Quantum parallelism is a fundamental property of quantum computers and a critical concept in understanding the power of Grover’s Algorithm. Quantum computers can represent many different states at once thanks to superposition, and process these states in parallel. Grover’s Algorithm uses this feature to accelerate the search process. We have discussed the topic of superposition in detail in many contexts. We will not dwell on this topic here but will define it simply.

  • Superposition: Quantum bits (qubits) can be in both 0 and 1 states simultaneously. This is very important in quantum computing and plays a key role.
  • Grover’s Advantage: The algorithm also uses phase transitions and amplification techniques along with superposition to increase the probability of the correct answer and suppress unnecessary probabilities.

These topics of phase transitions and amplification have been discussed in detail in previous studies. Since these two topics are key components of the algorithm’s efficiency and speed, we can briefly discuss them again here.

a. Phase Transformations

One of the key components of Grover’s algorithm is a function called the “Oracle”, which identifies the searched item. The Oracle applies a specific phase transformation to the quantum state corresponding to the searched item. This is generally achieved by adding a -1 phase factor to the searched state, effectively flipping the amplitude of that state. This process serves to distinguish the searched item’s quantum state from all others “by phase”.

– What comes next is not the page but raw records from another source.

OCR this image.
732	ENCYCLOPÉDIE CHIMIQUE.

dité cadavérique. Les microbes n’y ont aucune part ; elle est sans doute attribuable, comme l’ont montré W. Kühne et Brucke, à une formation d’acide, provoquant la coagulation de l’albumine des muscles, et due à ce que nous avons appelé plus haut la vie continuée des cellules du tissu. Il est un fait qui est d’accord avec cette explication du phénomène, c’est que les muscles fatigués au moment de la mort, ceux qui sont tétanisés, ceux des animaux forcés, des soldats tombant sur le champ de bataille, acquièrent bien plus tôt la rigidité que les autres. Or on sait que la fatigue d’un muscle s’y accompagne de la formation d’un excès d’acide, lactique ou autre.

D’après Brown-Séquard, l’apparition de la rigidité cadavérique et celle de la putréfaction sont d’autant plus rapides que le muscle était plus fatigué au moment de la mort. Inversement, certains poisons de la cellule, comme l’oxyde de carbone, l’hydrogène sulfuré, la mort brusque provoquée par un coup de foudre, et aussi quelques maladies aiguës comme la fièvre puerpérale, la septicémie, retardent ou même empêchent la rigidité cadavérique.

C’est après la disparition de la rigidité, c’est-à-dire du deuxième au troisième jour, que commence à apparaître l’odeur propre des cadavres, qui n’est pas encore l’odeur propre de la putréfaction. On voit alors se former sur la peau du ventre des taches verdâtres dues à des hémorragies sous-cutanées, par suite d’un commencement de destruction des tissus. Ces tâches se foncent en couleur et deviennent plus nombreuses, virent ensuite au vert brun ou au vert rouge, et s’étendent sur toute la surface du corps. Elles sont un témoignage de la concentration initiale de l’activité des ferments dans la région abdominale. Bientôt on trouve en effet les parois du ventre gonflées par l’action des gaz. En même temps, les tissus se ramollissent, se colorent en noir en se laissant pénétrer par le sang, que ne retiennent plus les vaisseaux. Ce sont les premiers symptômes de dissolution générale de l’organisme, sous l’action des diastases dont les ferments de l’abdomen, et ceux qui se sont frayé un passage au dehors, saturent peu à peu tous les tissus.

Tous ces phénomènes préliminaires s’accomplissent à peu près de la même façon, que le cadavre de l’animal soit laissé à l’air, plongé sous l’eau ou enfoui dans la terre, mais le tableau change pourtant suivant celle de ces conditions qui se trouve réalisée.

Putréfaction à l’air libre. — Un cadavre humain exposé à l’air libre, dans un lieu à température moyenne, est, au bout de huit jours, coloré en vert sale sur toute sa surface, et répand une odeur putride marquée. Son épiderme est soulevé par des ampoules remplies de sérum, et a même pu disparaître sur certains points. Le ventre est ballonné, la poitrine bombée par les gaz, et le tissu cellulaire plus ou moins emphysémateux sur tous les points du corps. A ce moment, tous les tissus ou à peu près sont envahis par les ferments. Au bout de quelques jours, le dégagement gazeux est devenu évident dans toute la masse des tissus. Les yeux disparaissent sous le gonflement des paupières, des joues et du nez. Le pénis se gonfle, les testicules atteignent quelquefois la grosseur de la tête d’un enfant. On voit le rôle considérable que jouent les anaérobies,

After passing through the Oracle, we return to a starting state where all amplitudes are equally superposed. However, at this stage, the phase of the searched item has been altered relative to the others.

b. Amplitude Amplification

After the Oracle process is completed, the amplitude amplification step is applied. This step consists of two phases:

  1. Phase Inversion: First, an average of all states is taken, and a phase inversion is performed around this average. This operation is generally done using a function known as the “diffusion operator”, which transforms the amplitudes of all states. In practice, this process subtracts amplitudes from their average and then adds this result back to the average. This significantly increases the amplitude of the searched item while decreasing the others.
  2. Amplitude Increase: As a result of phase inversion, as the amplitude of the searched state increases, so does the probability of the algorithm finding this state in the next measurement. This step continuously increases the amplitude of the correct answer while decreasing the amplitudes of incorrect ones.

These two processes, dependent on the iterative application of the algorithm, step-by-step maximize the measurement probability of the searched item. Each iteration enhances the amplitudes further, thus increasing the likelihood of finding the correct item. The power of Grover’s algorithm stems from the combined effect of these two processes, making it an effective search tool for large datasets.